After that restart the stack:

docker compose down
docker compose up -d

Checking Prosody Configuration

To make sure the settings have applied, enter the prosody container and open the file:

docker compose exec prosody bash
cat /etc/saslauthd.conf

The parameters should match the variables from .env.

Testing and Debugging

Before enabling authentication you need to ensure LDAP and SASL work correctly.

1. Install tools

apt-get update
apt-get install -y ldap-utils 

2. Check the bind account

ldapsearch -x -H ldap://your-dc.example.com:389 \
  -D "CN=bind,CN=Users,DC=example,DC=local" \
  -w 'YourBindPassword' \
  -b "DC=example,DC=local" "(sAMAccountName=user)"

If the command returns the user entry — the connection is established successfully.

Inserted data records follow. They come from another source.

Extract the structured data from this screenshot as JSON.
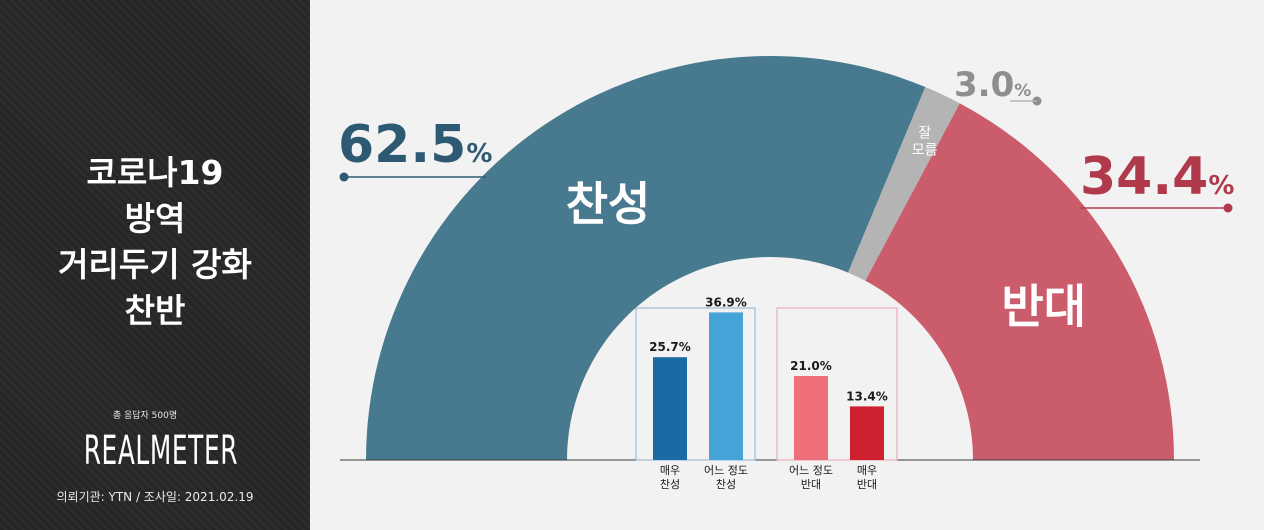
{
  "sidebar": {
    "title_lines": [
      "코로나19",
      "방역",
      "거리두기 강화",
      "찬반"
    ],
    "respondents": "총 응답자 500명",
    "logo_text": "REALMETER",
    "footer": "의뢰기관: YTN  /  조사일: 2021.02.19"
  },
  "chart_data": {
    "type": "pie",
    "subtype": "semicircle-donut",
    "slices": [
      {
        "name": "찬성",
        "value": 62.5,
        "color": "#47798f",
        "value_color": "#2d5a72"
      },
      {
        "name": "잘 모름",
        "value": 3.0,
        "color": "#b4b4b4",
        "value_color": "#8e8e8e"
      },
      {
        "name": "반대",
        "value": 34.4,
        "color": "#cb5c6b",
        "value_color": "#b03a4c"
      }
    ],
    "value_labels": [
      "62.5",
      "3.0",
      "34.4"
    ],
    "percent_sign": "%",
    "inner_bars": {
      "type": "bar",
      "ylim": [
        0,
        40
      ],
      "categories": [
        "매우 찬성",
        "어느 정도 찬성",
        "어느 정도 반대",
        "매우 반대"
      ],
      "category_lines": [
        [
          "매우",
          "찬성"
        ],
        [
          "어느 정도",
          "찬성"
        ],
        [
          "어느 정도",
          "반대"
        ],
        [
          "매우",
          "반대"
        ]
      ],
      "values": [
        25.7,
        36.9,
        21.0,
        13.4
      ],
      "value_labels": [
        "25.7%",
        "36.9%",
        "21.0%",
        "13.4%"
      ],
      "colors": [
        "#1a6aa4",
        "#45a3d8",
        "#ee6f7a",
        "#cf2030"
      ]
    }
  }
}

3. Check user authentication

testsaslauthd -u user -p 'UserPassword' -s xmpp -r meet.jitsi

Expected result:

0: OK "Success."

Verifying Login via Web Interface

After configuration open https://your-jitsi.com and log in with an AD account. If everything is set up correctly, login succeeds and the user can create conferences.

Debugging and Diagnostics

To avoid wasting time guessing, perform debugging step-by-step.

Check network connection and AD availability

View Prosody logs

docker compose logs prosody | grep -i "auth\|ldap\|failure"

For more detailed diagnostics enable debug mode for saslauthd:

killall saslauthd
saslauthd -d -a ldap -O /etc/saslauthd.conf -n 5

Then run the check:

testsaslauthd -u user -p 'Password' -s xmpp -r meet.jitsi

Common errors:

• Unknown — incorrect DN or filter.
• Invalid credentials — wrong binduser password.
• Bind failed — TLS issue or AD security policy.

Check account status in Active Directory

On the domain controller you can check the account status:

Get-ADUser user -Properties LockedOut, BadLogonCount, DistinguishedName
Unlock-ADAccount -Identity user

Failed login attempts are shown in Event Viewer → Windows Logs → Security (event 4625). If there are no such entries, Jitsi cannot connect to AD.

Common Problems and Solutions

Conclusion

Integrating Jitsi Meet with Active Directory centralizes authentication, making it secure and convenient. The main points are to correctly specify the DN and LDAP filters, and thoroughly check the connection using ldapsearch and testsaslauthd. After a successful setup it’s important to enable LDAPS and restore strict security policies on the domain controller.